We found Mr. Sullivan a bit more than halfway down the pier on the left hand side. I didn’t notice earlier, but he had wadded up the squid in the wet towel and put it in the bucket before he walked back down the pier. When he got to where he wanted to fish, he emptied the stuff from the bucket on a bench. Using the bait from the rag, and the empty bucket as a makeshift cooler, he wasn’t waiting on us to get started fishing. The bucket was half-full of fish when we got to him. He lifted the fish cooler from the pier cart after we untangled it from our web of line. As he lifted the small cooler, he asked where we got the cart. We told him the story. He coiled the line neatly, putting it in the bottom of the cart.
“Be sure and tell the man thank you,” he said, as Johnny drove the cart back up the pier solo. Gilbert flipped the fish cooler lid open at his dad’s request, and his dad sloshed the fish from the bucket on top of the fish in the cooler. The cooler was just about full to the brim.
Gilbert and I started fishing with Mr. Sullivan. The action was as fast as it was in the beginning at the end of the pier; all three of us tossing in singles and doubles as quickly as we could get bait to the bottom. In a matter of minutes, the big cooler was full of fish and ice. The lid would just close tight.
“What are we going to do now, Mr. Sullivan?” I asked.

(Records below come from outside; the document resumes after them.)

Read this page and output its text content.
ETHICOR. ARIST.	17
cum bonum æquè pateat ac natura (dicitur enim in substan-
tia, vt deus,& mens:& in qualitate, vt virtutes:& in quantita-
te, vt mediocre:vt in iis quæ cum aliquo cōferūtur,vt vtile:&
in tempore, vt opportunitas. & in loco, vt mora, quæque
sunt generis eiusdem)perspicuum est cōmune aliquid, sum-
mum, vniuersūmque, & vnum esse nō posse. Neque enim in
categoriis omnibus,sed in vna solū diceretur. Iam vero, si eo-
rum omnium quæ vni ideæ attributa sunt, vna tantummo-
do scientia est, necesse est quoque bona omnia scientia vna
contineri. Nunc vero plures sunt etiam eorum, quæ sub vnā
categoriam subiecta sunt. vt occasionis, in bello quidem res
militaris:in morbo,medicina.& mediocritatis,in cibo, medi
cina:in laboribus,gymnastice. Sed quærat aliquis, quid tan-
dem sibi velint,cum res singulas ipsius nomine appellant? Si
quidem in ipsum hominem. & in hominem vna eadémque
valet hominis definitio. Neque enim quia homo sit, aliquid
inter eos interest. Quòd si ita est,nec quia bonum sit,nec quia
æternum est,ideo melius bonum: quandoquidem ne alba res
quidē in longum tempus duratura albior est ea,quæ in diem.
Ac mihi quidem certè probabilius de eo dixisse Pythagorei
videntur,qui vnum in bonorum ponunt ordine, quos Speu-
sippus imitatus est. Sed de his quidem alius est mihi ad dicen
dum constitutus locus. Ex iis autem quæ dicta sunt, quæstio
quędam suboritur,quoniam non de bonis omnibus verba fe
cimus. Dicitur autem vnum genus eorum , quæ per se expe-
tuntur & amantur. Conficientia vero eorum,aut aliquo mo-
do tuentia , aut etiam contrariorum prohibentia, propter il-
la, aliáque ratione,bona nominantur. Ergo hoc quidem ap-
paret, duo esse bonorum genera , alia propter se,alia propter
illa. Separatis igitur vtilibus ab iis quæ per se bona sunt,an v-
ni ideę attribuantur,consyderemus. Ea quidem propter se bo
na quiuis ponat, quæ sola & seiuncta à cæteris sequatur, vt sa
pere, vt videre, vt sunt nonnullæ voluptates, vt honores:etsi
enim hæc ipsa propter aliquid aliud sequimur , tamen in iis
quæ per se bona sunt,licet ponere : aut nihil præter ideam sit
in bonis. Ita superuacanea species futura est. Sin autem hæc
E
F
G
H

“Open the lid on the small cooler and take the food and bait out.” Gilbert threw the Styrofoam cups in a trashcan and I set the bait on the bench next to his dad. When Johnny returned, all four of us ganged up on the croaker. The steady thud of fish landing in the cooler was like a slow, heavy rain on a tin roof. It was a quick thirty to forty minutes before the cooler was as full of fish as it could get. It ended when Mr. Sullivan told us to stop fishing. All three of us had to throw the fish we had on the line at the time back in the ocean. Mr. Sullivan had to throw some of the fish on top back in order to squeeze the lid shut. It was fun tossing fish off the pier. I wondered what the fish were thinking as they sailed through the air before belly-flopping home. They were the lucky ones with a thrill ride.
Mr. Sullivan walked over to some folks fishing nearby and gave them our leftover bait. When he returned, we were washing the form fitted slime gloves from our hands with a water hose.